Bipartisan support has emerged for a national electric car supply chain policy in the United States Senate. The federal government is now inching closer to implementing action to challenge China’s dominance in electric vehicle metal and battery production, Reuters reported Tuesday.
According to the report, the Energy and Natural Resources Committee recently held a hearing on the American Mineral Security Act. The legislation aims to make it easier and quicker for mines to meet regulations and gain permits for lithium, graphite, and other minerals or precious materials for electric car production. It would also require a tally of metal reserves in the country.
The legislation features bipartisan sponsors: Republican Lisa Murkowski of Alaska and Democrat Joe Manchin of West Virginia. At the hearing, Murkowski said the U.S. is doing itself no favors by not knowing how much of a particular natural resource is available, in reference to the tally mandate for electric car materials.
The process would send field experts out across the U.S. to take rock samples and understand what minerals might be hiding beneath our own feet. Experts said current estimates of lithium and other rare earth minerals used in battery production are likely conservative.
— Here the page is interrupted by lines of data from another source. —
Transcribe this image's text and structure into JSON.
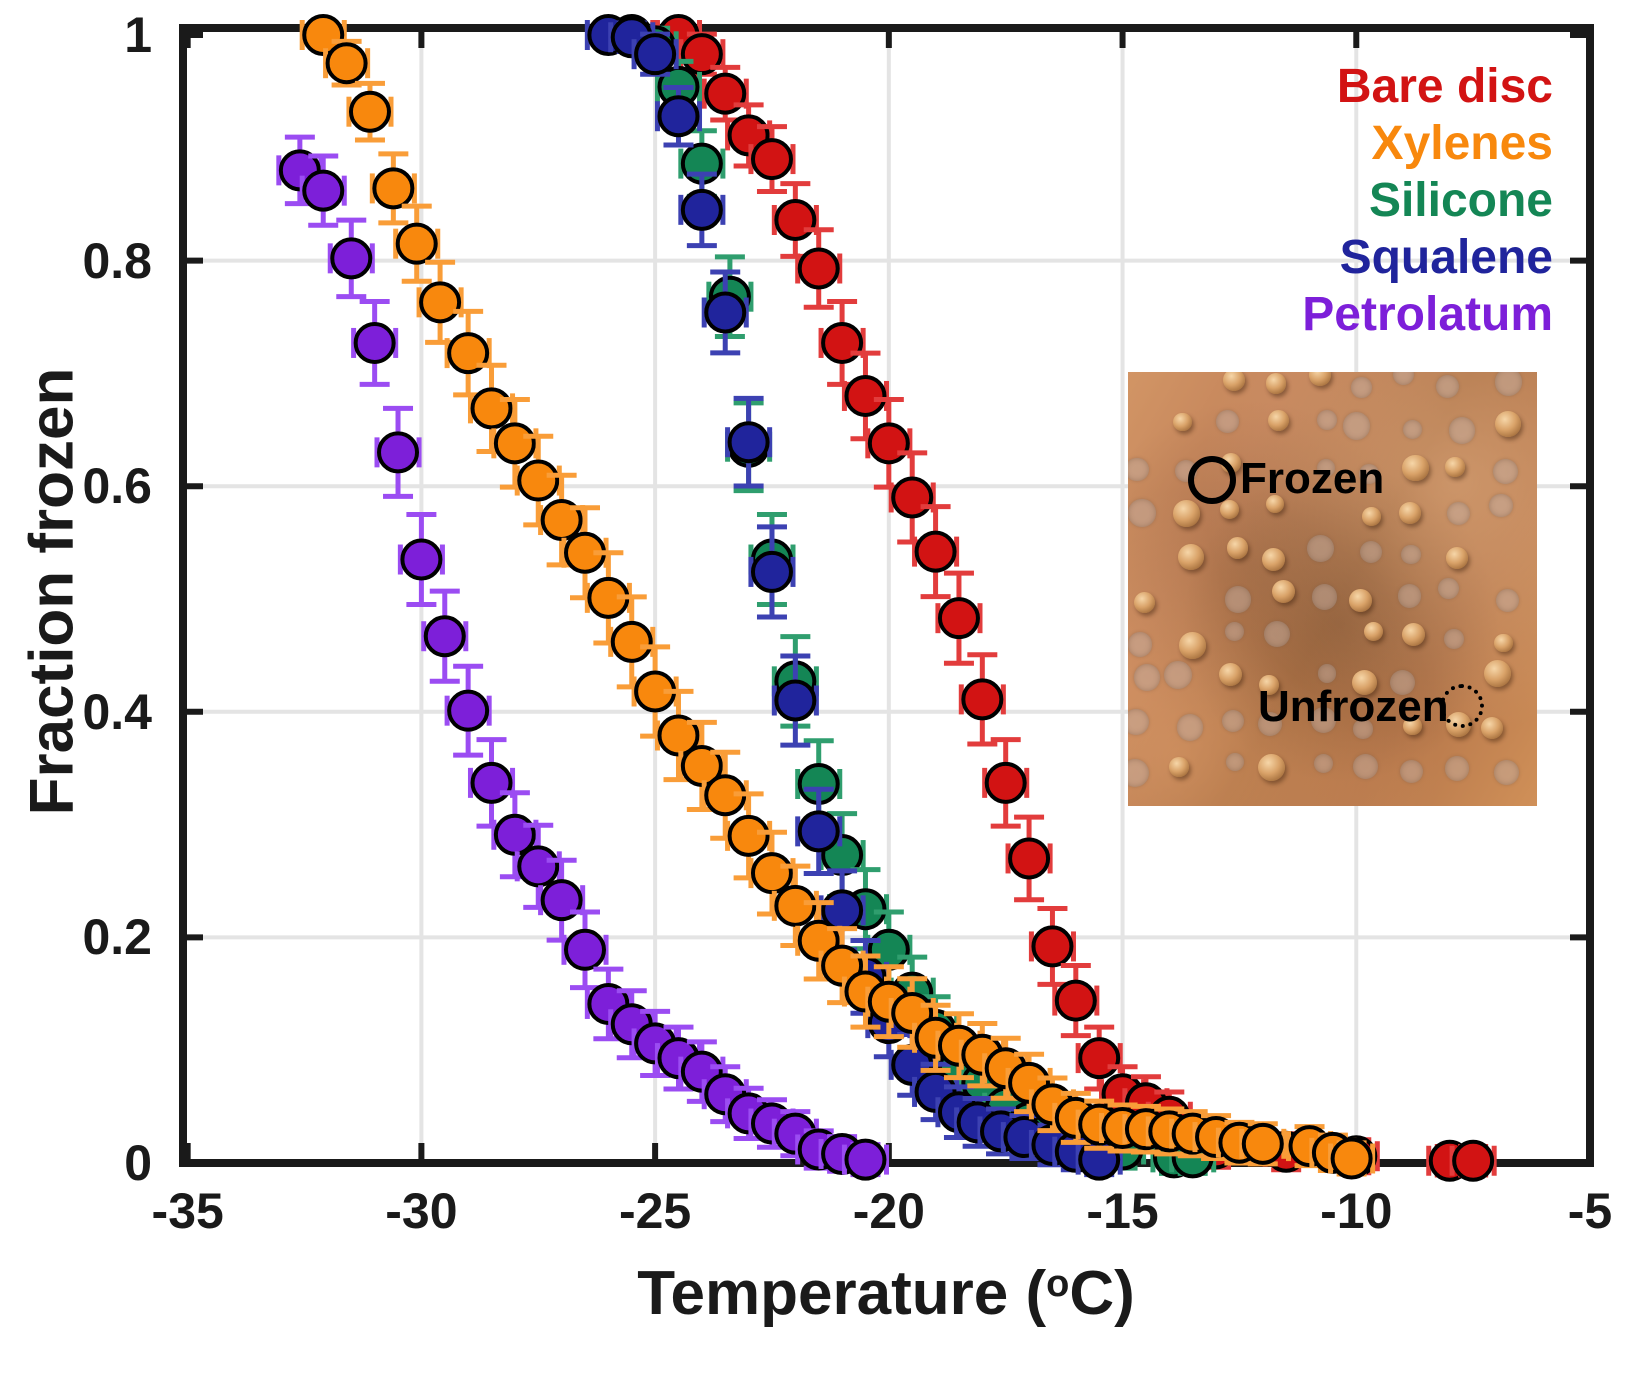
{
  "figure": {
    "background": "#ffffff"
  },
  "chart_data": {
    "type": "scatter",
    "title": "",
    "xlabel_parts": {
      "prefix": "Temperature (",
      "sup": "o",
      "suffix": "C)"
    },
    "ylabel": "Fraction frozen",
    "xlim": [
      -35.1,
      -5
    ],
    "ylim": [
      0,
      1.0
    ],
    "x_ticks": [
      -35,
      -30,
      -25,
      -20,
      -15,
      -10,
      -5
    ],
    "x_tick_labels": [
      "-35",
      "-30",
      "-25",
      "-20",
      "-15",
      "-10",
      "-5"
    ],
    "y_ticks": [
      0,
      0.2,
      0.4,
      0.6,
      0.8,
      1
    ],
    "y_tick_labels": [
      "0",
      "0.2",
      "0.4",
      "0.6",
      "0.8",
      "1"
    ],
    "x_gridlines": [
      -30,
      -25,
      -20,
      -15,
      -10
    ],
    "y_gridlines": [
      0.2,
      0.4,
      0.6,
      0.8
    ],
    "grid_on": true,
    "grid_color": "#e4e4e4",
    "axis_color": "#1a1a1a",
    "legend_position": "top-right inside axes",
    "error_model": {
      "x_halfwidth_degC": 0.45,
      "y_base": 0.01,
      "y_scale": 0.06
    },
    "draw_order": [
      "bare_disc",
      "silicone",
      "squalene",
      "xylenes",
      "petrolatum"
    ],
    "series": [
      {
        "id": "bare_disc",
        "name": "Bare disc",
        "marker_color": "#d21313",
        "bar_color": "#e23c3c",
        "points": [
          [
            -25.5,
            1.0
          ],
          [
            -24.5,
            1.0
          ],
          [
            -24.0,
            0.983
          ],
          [
            -23.5,
            0.948
          ],
          [
            -23.0,
            0.911
          ],
          [
            -22.5,
            0.89
          ],
          [
            -22.0,
            0.836
          ],
          [
            -21.5,
            0.793
          ],
          [
            -21.0,
            0.727
          ],
          [
            -20.5,
            0.68
          ],
          [
            -20.0,
            0.638
          ],
          [
            -19.5,
            0.59
          ],
          [
            -19.0,
            0.542
          ],
          [
            -18.5,
            0.483
          ],
          [
            -18.0,
            0.411
          ],
          [
            -17.5,
            0.337
          ],
          [
            -17.0,
            0.27
          ],
          [
            -16.5,
            0.192
          ],
          [
            -16.0,
            0.144
          ],
          [
            -15.5,
            0.093
          ],
          [
            -15.0,
            0.061
          ],
          [
            -14.5,
            0.053
          ],
          [
            -14.0,
            0.041
          ],
          [
            -13.0,
            0.013
          ],
          [
            -11.5,
            0.01
          ],
          [
            -10.0,
            0.006
          ],
          [
            -8.0,
            0.002
          ],
          [
            -7.5,
            0.002
          ]
        ]
      },
      {
        "id": "xylenes",
        "name": "Xylenes",
        "marker_color": "#f8880d",
        "bar_color": "#f99d38",
        "points": [
          [
            -32.1,
            1.0
          ],
          [
            -31.6,
            0.975
          ],
          [
            -31.1,
            0.932
          ],
          [
            -30.6,
            0.864
          ],
          [
            -30.1,
            0.815
          ],
          [
            -29.6,
            0.763
          ],
          [
            -29.0,
            0.718
          ],
          [
            -28.5,
            0.669
          ],
          [
            -28.0,
            0.638
          ],
          [
            -27.5,
            0.605
          ],
          [
            -27.0,
            0.57
          ],
          [
            -26.5,
            0.541
          ],
          [
            -26.0,
            0.501
          ],
          [
            -25.5,
            0.462
          ],
          [
            -25.0,
            0.418
          ],
          [
            -24.5,
            0.379
          ],
          [
            -24.0,
            0.352
          ],
          [
            -23.5,
            0.326
          ],
          [
            -23.0,
            0.29
          ],
          [
            -22.5,
            0.257
          ],
          [
            -22.0,
            0.228
          ],
          [
            -21.5,
            0.197
          ],
          [
            -21.0,
            0.175
          ],
          [
            -20.5,
            0.152
          ],
          [
            -20.0,
            0.143
          ],
          [
            -19.5,
            0.133
          ],
          [
            -19.0,
            0.111
          ],
          [
            -18.5,
            0.104
          ],
          [
            -18.0,
            0.096
          ],
          [
            -17.5,
            0.084
          ],
          [
            -17.0,
            0.071
          ],
          [
            -16.5,
            0.052
          ],
          [
            -16.0,
            0.04
          ],
          [
            -15.5,
            0.034
          ],
          [
            -15.0,
            0.031
          ],
          [
            -14.5,
            0.03
          ],
          [
            -14.0,
            0.028
          ],
          [
            -13.5,
            0.026
          ],
          [
            -13.0,
            0.023
          ],
          [
            -12.5,
            0.018
          ],
          [
            -12.0,
            0.017
          ],
          [
            -11.0,
            0.015
          ],
          [
            -10.5,
            0.009
          ],
          [
            -10.1,
            0.004
          ]
        ]
      },
      {
        "id": "silicone",
        "name": "Silicone",
        "marker_color": "#148655",
        "bar_color": "#2f9e6e",
        "points": [
          [
            -25.0,
            0.99
          ],
          [
            -24.5,
            0.954
          ],
          [
            -24.0,
            0.886
          ],
          [
            -23.4,
            0.768
          ],
          [
            -23.0,
            0.635
          ],
          [
            -22.5,
            0.535
          ],
          [
            -22.0,
            0.427
          ],
          [
            -21.5,
            0.336
          ],
          [
            -21.0,
            0.273
          ],
          [
            -20.5,
            0.225
          ],
          [
            -20.0,
            0.189
          ],
          [
            -19.5,
            0.151
          ],
          [
            -19.0,
            0.118
          ],
          [
            -18.5,
            0.084
          ],
          [
            -18.0,
            0.071
          ],
          [
            -17.5,
            0.049
          ],
          [
            -17.0,
            0.036
          ],
          [
            -16.5,
            0.031
          ],
          [
            -16.0,
            0.029
          ],
          [
            -15.5,
            0.025
          ],
          [
            -15.0,
            0.012
          ],
          [
            -13.9,
            0.005
          ],
          [
            -13.5,
            0.005
          ]
        ]
      },
      {
        "id": "squalene",
        "name": "Squalene",
        "marker_color": "#20249c",
        "bar_color": "#3c41b2",
        "points": [
          [
            -26.0,
            1.0
          ],
          [
            -25.5,
            0.998
          ],
          [
            -25.0,
            0.983
          ],
          [
            -24.5,
            0.928
          ],
          [
            -24.0,
            0.845
          ],
          [
            -23.5,
            0.754
          ],
          [
            -23.0,
            0.639
          ],
          [
            -22.5,
            0.524
          ],
          [
            -22.0,
            0.41
          ],
          [
            -21.5,
            0.294
          ],
          [
            -21.0,
            0.224
          ],
          [
            -20.5,
            0.165
          ],
          [
            -20.0,
            0.124
          ],
          [
            -19.5,
            0.087
          ],
          [
            -19.0,
            0.063
          ],
          [
            -18.5,
            0.045
          ],
          [
            -18.1,
            0.036
          ],
          [
            -17.6,
            0.028
          ],
          [
            -17.1,
            0.023
          ],
          [
            -16.5,
            0.016
          ],
          [
            -16.0,
            0.01
          ],
          [
            -15.5,
            0.003
          ]
        ]
      },
      {
        "id": "petrolatum",
        "name": "Petrolatum",
        "marker_color": "#7d1fd9",
        "bar_color": "#9b4cf2",
        "points": [
          [
            -32.6,
            0.88
          ],
          [
            -32.1,
            0.862
          ],
          [
            -31.5,
            0.802
          ],
          [
            -31.0,
            0.727
          ],
          [
            -30.5,
            0.63
          ],
          [
            -30.0,
            0.535
          ],
          [
            -29.5,
            0.467
          ],
          [
            -29.0,
            0.401
          ],
          [
            -28.5,
            0.337
          ],
          [
            -28.0,
            0.291
          ],
          [
            -27.5,
            0.263
          ],
          [
            -27.0,
            0.233
          ],
          [
            -26.5,
            0.189
          ],
          [
            -26.0,
            0.141
          ],
          [
            -25.5,
            0.123
          ],
          [
            -25.0,
            0.106
          ],
          [
            -24.5,
            0.093
          ],
          [
            -24.0,
            0.081
          ],
          [
            -23.5,
            0.061
          ],
          [
            -23.0,
            0.044
          ],
          [
            -22.5,
            0.035
          ],
          [
            -22.0,
            0.026
          ],
          [
            -21.5,
            0.012
          ],
          [
            -21.0,
            0.008
          ],
          [
            -20.5,
            0.003
          ]
        ]
      }
    ]
  },
  "legend": {
    "items": [
      {
        "label": "Bare disc",
        "color": "#d21313"
      },
      {
        "label": "Xylenes",
        "color": "#f8880d"
      },
      {
        "label": "Silicone",
        "color": "#148655"
      },
      {
        "label": "Squalene",
        "color": "#20249c"
      },
      {
        "label": "Petrolatum",
        "color": "#7d1fd9"
      }
    ]
  },
  "inset": {
    "frozen_label": "Frozen",
    "unfrozen_label": "Unfrozen"
  }
}
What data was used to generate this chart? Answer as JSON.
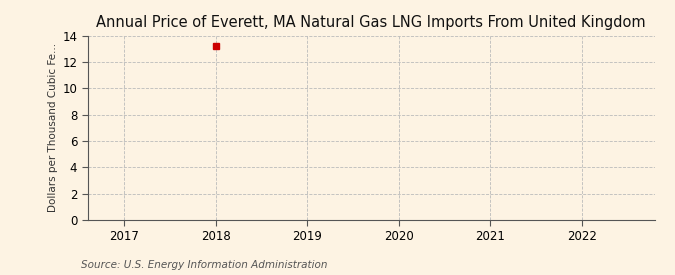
{
  "title": "Annual Price of Everett, MA Natural Gas LNG Imports From United Kingdom",
  "ylabel": "Dollars per Thousand Cubic Fe...",
  "source": "Source: U.S. Energy Information Administration",
  "background_color": "#fdf3e3",
  "plot_bg_color": "#fdf3e3",
  "data_x": [
    2018
  ],
  "data_y": [
    13.19
  ],
  "marker_color": "#cc0000",
  "marker_style": "s",
  "marker_size": 4,
  "xlim": [
    2016.6,
    2022.8
  ],
  "ylim": [
    0,
    14
  ],
  "xticks": [
    2017,
    2018,
    2019,
    2020,
    2021,
    2022
  ],
  "yticks": [
    0,
    2,
    4,
    6,
    8,
    10,
    12,
    14
  ],
  "grid_color": "#bbbbbb",
  "grid_linestyle": "--",
  "grid_linewidth": 0.6,
  "title_fontsize": 10.5,
  "title_fontweight": "normal",
  "axis_label_fontsize": 7.5,
  "tick_fontsize": 8.5,
  "source_fontsize": 7.5,
  "spine_color": "#555555",
  "tick_color": "#555555"
}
Everyone agreed China has a huge head start on production and processing. Even some U.S. facilities face somewhat of a monopoly and must send minerals to China for processing because the market remains weak domestically. Some companies called for federal loan guarantees to boost mining production and jumpstart the market. Investors are often wary of new mine projects in the U.S. because of China’s dominance in the segment.
The Trump Administration has already signaled support for the bipartisan legislation, though it’s unclear when the committee will bring the legislation up for a vote.